By November 30th of each year, the Department shall provide an annual report, providing information in aggregate form, on prescription drug marketing expenses to the Council and the Corporation Counsel. By January 1, 2005, and every 2 years thereafter, the Department shall provide a report to the Council and the Corporation Counsel, providing information in aggregate form, containing an analysis of the data submitted to the Department, including the scope of prescription drug marketing activities and expenses and their effect on the cost, utilization, and delivery of health care services, and any recommendations with regard to marketing activities of prescription drug manufacturers and labelers.
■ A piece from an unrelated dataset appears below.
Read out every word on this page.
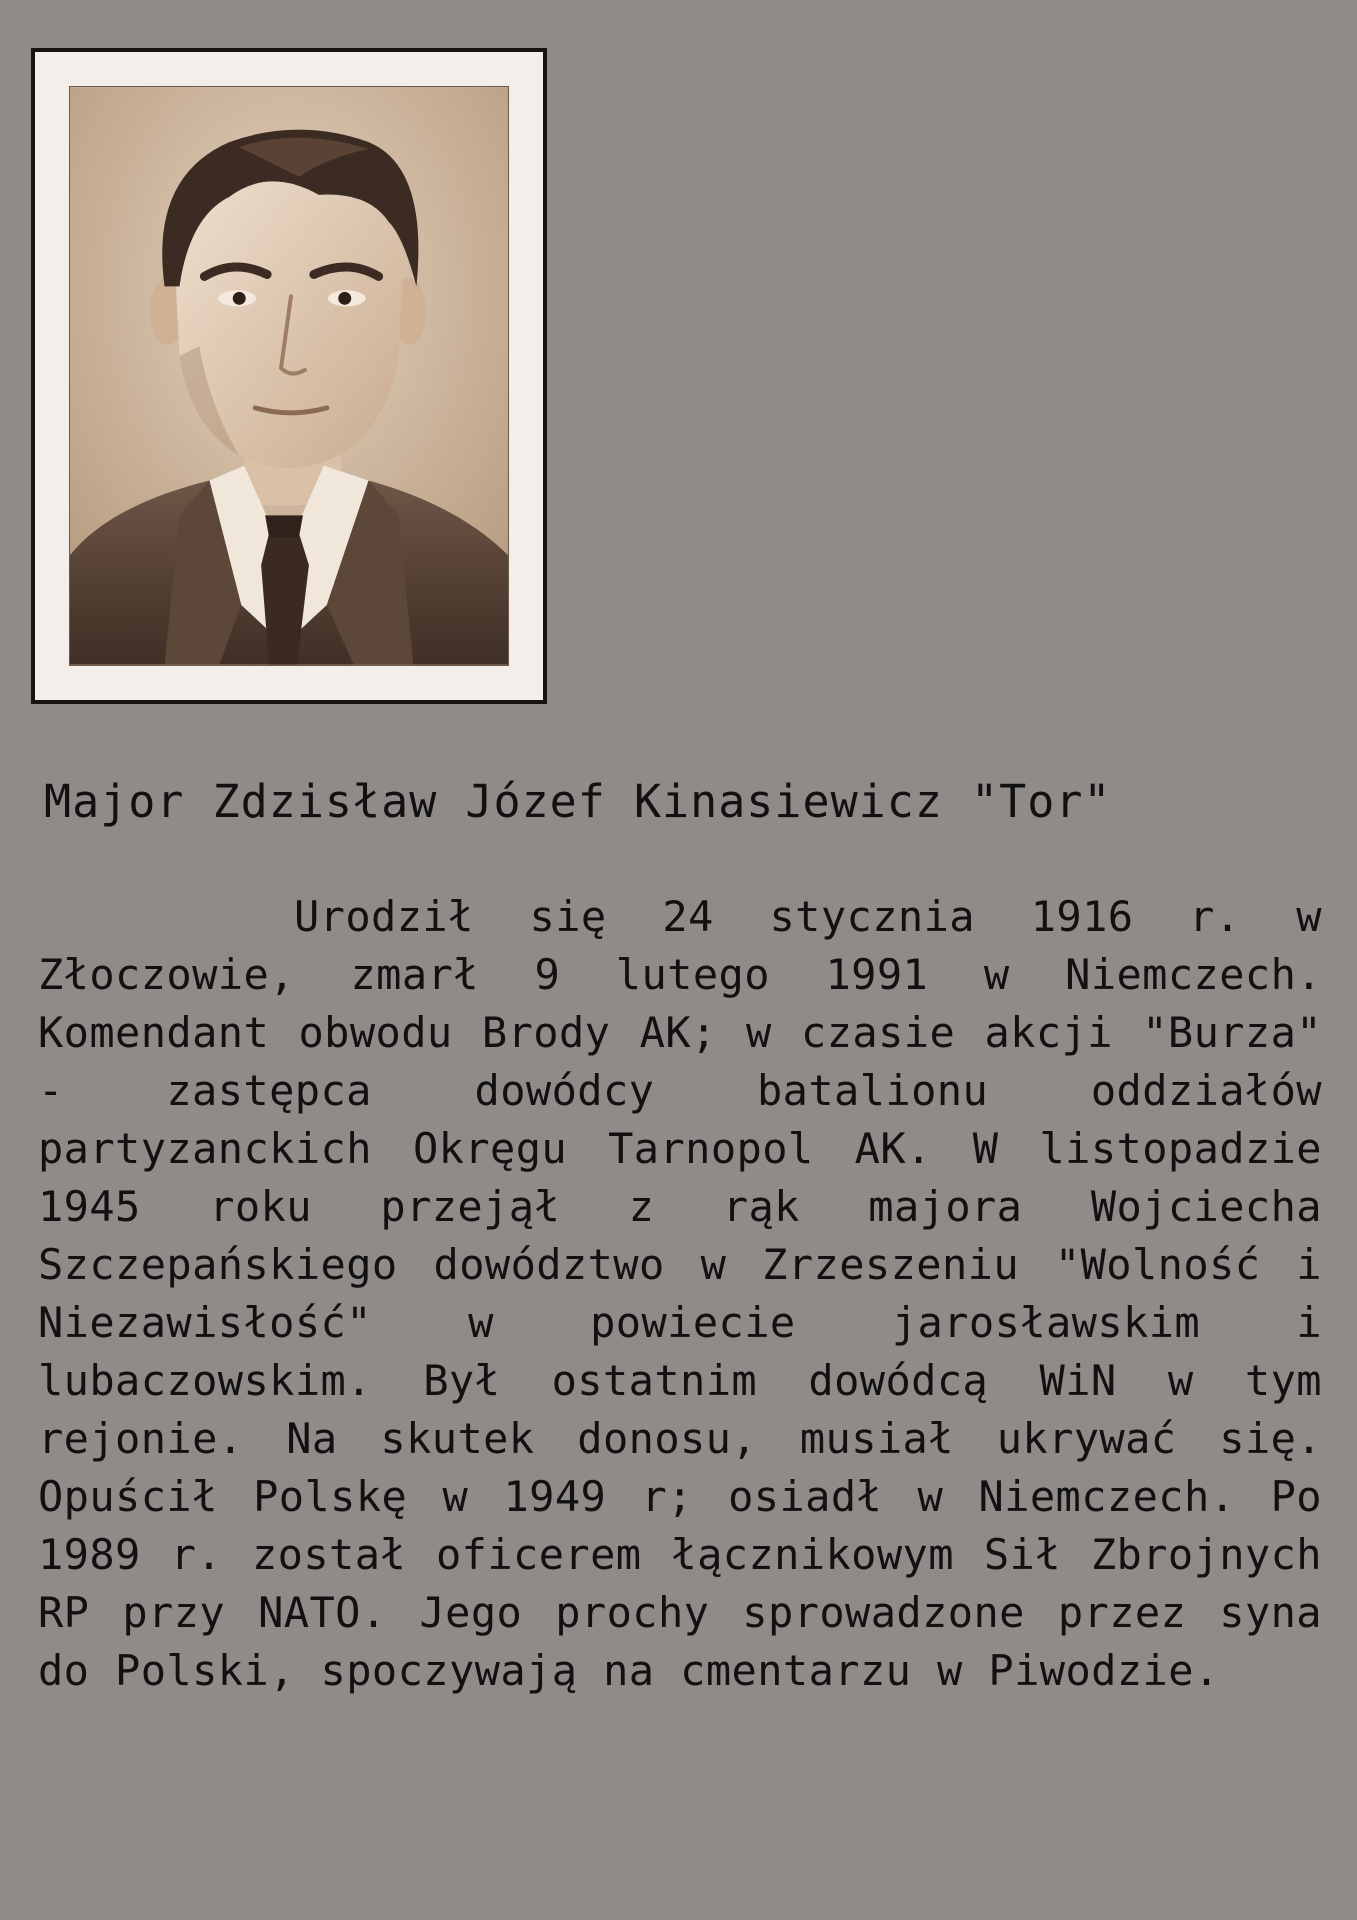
Major Zdzisław Józef Kinasiewicz "Tor"

Urodził się 24 stycznia 1916 r. w Złoczowie, zmarł 9 lutego 1991 w Niemczech. Komendant obwodu Brody AK; w czasie akcji "Burza" - zastępca dowódcy batalionu oddziałów partyzanckich Okręgu Tarnopol AK. W listopadzie 1945 roku przejął z rąk majora Wojciecha Szczepańskiego dowództwo w Zrzeszeniu "Wolność i Niezawisłość" w powiecie jarosławskim i lubaczowskim. Był ostatnim dowódcą WiN w tym rejonie. Na skutek donosu, musiał ukrywać się. Opuścił Polskę w 1949 r; osiadł w Niemczech. Po 1989 r. został oficerem łącznikowym Sił Zbrojnych RP przy NATO. Jego prochy sprowadzone przez syna do Polski, spoczywają na cmentarzu w Piwodzie.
§ 48–833.05. Confidentiality; public information.

Notwithstanding any provision of law to the contrary, information submitted to the Department pursuant to this subchapter is confidential and is not a public record. Data compiled in aggregate form by the Department for the purposes of reporting required by this subchapter is a public record as long as it does not reveal trade information that is protected by District, state, or federal law.

§ 48–833.06. Penalty.

This subchapter may be enforced in a civil action brought by the Corporation Counsel. A manufacturer or labeler that fails to provide a report as required by this subchapter commits a civil violation for which a fine of $1,000 plus costs and attorney’s fees may be adjudged.

§ 48–833.07. Rulemaking.

The Mayor is authorized to issue any rules necessary to implement the provisions of this subchapter.

§ 48–833.08. Report.

The Department shall report to the committee of the Council having jurisdiction over health and human services matters on or before January 1, 2005 and on or before July 1, 2005 on the assessment of fees on manufacturers and labelers of prescription drugs.

§ 48–833.09. Applicability date.

This subchapter shall apply as of July 1, 2004.